Diese Frage wird im Vorfeld meist nicht bedacht, sollte aber sorgfältig durchgeplant werden. Eine praxistaugliche Lösung ist z. B. für die Umbauzeit einen mobilen Melkstand kommen zu lassen.
Technik oder Neubau
Eine zentrale Frage ist, wie alt die bestehende Melktechnik sein darf, damit sich eine Erweiterung überhaupt noch lohnt? Die Entscheidung für einen umfassenden Technikaustausch ist von mehreren Faktoren abhängig, so z. B. vom Zustand der aktuellen Ausrüstung und von den betrieblichen Anforderungen, wie etwa dem Durchsatz. Daher ist auch die Spanne, die Hersteller und Fachberater für die Aktualisierung der Technik angeben, mit zehn bis 20 Jahren sehr weit.
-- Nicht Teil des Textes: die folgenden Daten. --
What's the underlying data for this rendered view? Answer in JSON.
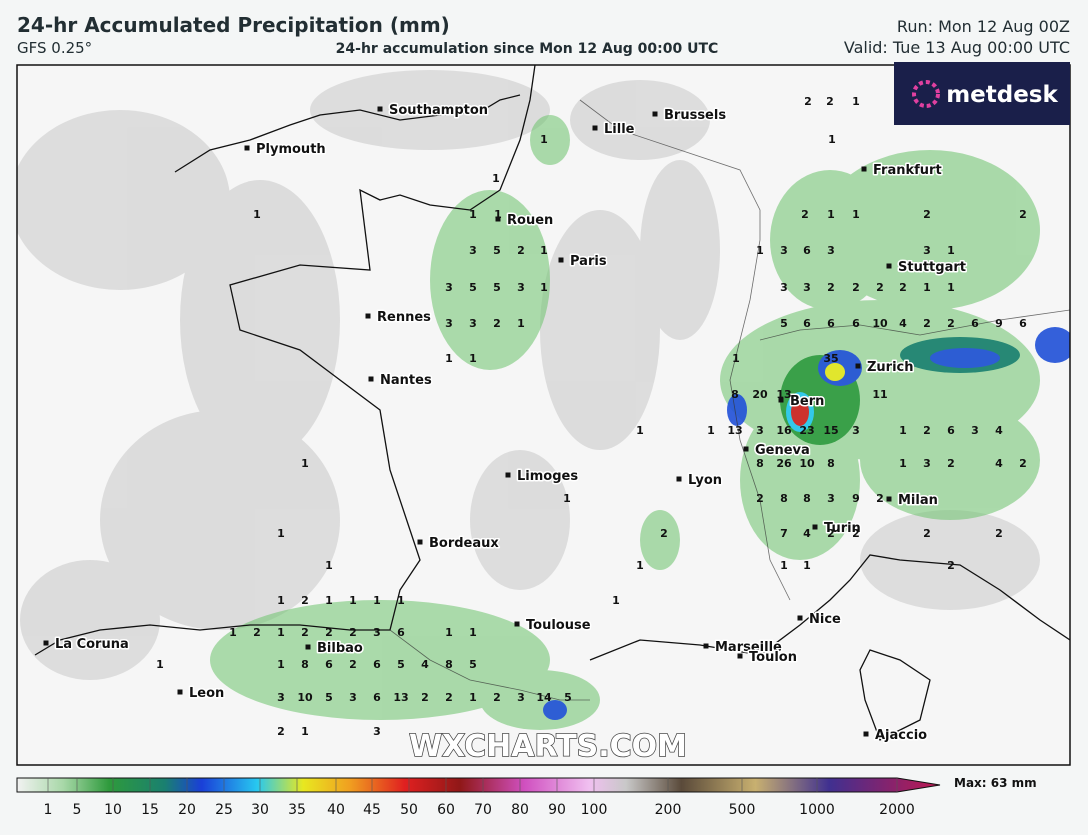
{
  "header": {
    "title": "24-hr Accumulated Precipitation (mm)",
    "model": "GFS 0.25°",
    "subtitle": "24-hr accumulation since Mon 12 Aug 00:00 UTC",
    "run": "Run: Mon 12 Aug 00Z",
    "valid": "Valid: Tue 13 Aug 00:00 UTC"
  },
  "logo": "metdesk",
  "watermark": "WXCHARTS.COM",
  "cities": [
    "Southampton",
    "Brussels",
    "Lille",
    "Plymouth",
    "Frankfurt",
    "Rouen",
    "Paris",
    "Stuttgart",
    "Rennes",
    "Zurich",
    "Nantes",
    "Bern",
    "Geneva",
    "Limoges",
    "Lyon",
    "Milan",
    "Turin",
    "Bordeaux",
    "Toulouse",
    "Nice",
    "La Coruna",
    "Bilbao",
    "Marseille",
    "Toulon",
    "Leon",
    "Ajaccio"
  ],
  "precip_labels": [
    2,
    2,
    1,
    1,
    1,
    1,
    1,
    1,
    2,
    1,
    1,
    2,
    2,
    1,
    3,
    5,
    2,
    1,
    1,
    3,
    6,
    3,
    3,
    1,
    3,
    5,
    5,
    3,
    1,
    3,
    3,
    2,
    2,
    2,
    2,
    1,
    1,
    3,
    3,
    2,
    1,
    5,
    6,
    6,
    6,
    10,
    4,
    2,
    2,
    6,
    9,
    6,
    1,
    1,
    1,
    35,
    11,
    8,
    20,
    13,
    23,
    15,
    3,
    1,
    13,
    3,
    16,
    1,
    1,
    2,
    6,
    3,
    4,
    1,
    8,
    26,
    10,
    8,
    1,
    3,
    2,
    4,
    2,
    1,
    2,
    8,
    8,
    3,
    9,
    2,
    1,
    2,
    7,
    4,
    2,
    2,
    2,
    2,
    1,
    1,
    1,
    1,
    2,
    1,
    2,
    1,
    1,
    1,
    1,
    1,
    1,
    2,
    1,
    2,
    2,
    2,
    3,
    6,
    1,
    1,
    1,
    1,
    8,
    6,
    2,
    6,
    5,
    4,
    8,
    5,
    3,
    10,
    5,
    3,
    6,
    13,
    2,
    2,
    1,
    2,
    3,
    14,
    5,
    2,
    1,
    3
  ],
  "colorbar": {
    "ticks": [
      1,
      5,
      10,
      15,
      20,
      25,
      30,
      35,
      40,
      45,
      50,
      60,
      70,
      80,
      90,
      100,
      200,
      500,
      1000,
      2000
    ],
    "max_label": "Max: 63 mm"
  }
}
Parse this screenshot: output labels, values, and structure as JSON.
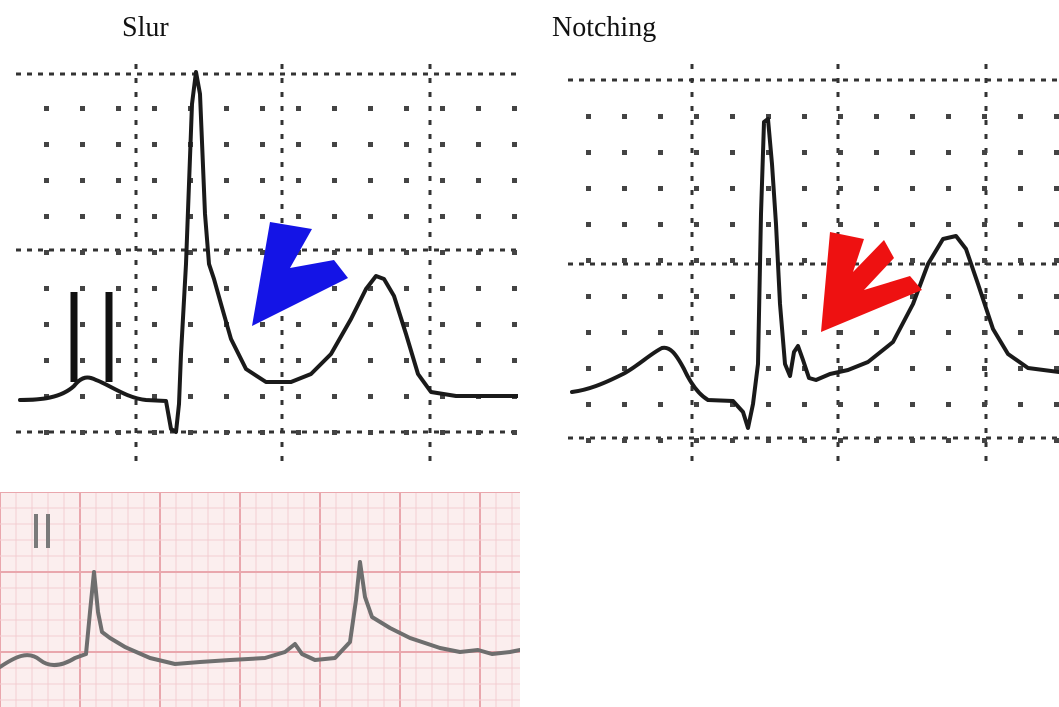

Die zunehmenden Probleme bei der Beschaffung von Ersatzteilen könnte ein weiteres Argument für eine Investition sein.
Laut den befragten Experten können auch schon kleinere Investitionen in Technik Zeit einsparen, wie z. B. eine automatische Vorstimulation oder eine automatische Melkzeugabnahme. Prüfen Sie im Vorfeld zudem, ob der Neubau eines Melkstandes oder Roboters nicht einfacher und günstiger wäre. Die alten Melkplätze lassen sich möglicherweise noch anderweitig sinnvoll nutzen, z. B. zum Einmelken von Färsen, nur für Problemkühe oder nur zum Trockenstellen.
Dieser Betrieb konnte seinen Fischgrätenmelkstand um 2 x 2 Plätze erweitern, in dem er den Vorwartebereich nach außen verlegt hat. Dadurch melkt er nicht nur schneller, sondern die Melkatmosphäre hat sich durch mehr Luft und Licht entscheidend verbessert.
(Bildquelle: Lincke, Kathrin)
Über eine Futtertischbrücke Marke Eigenbau gelangen die Milchkühe in den Vorwartebereich.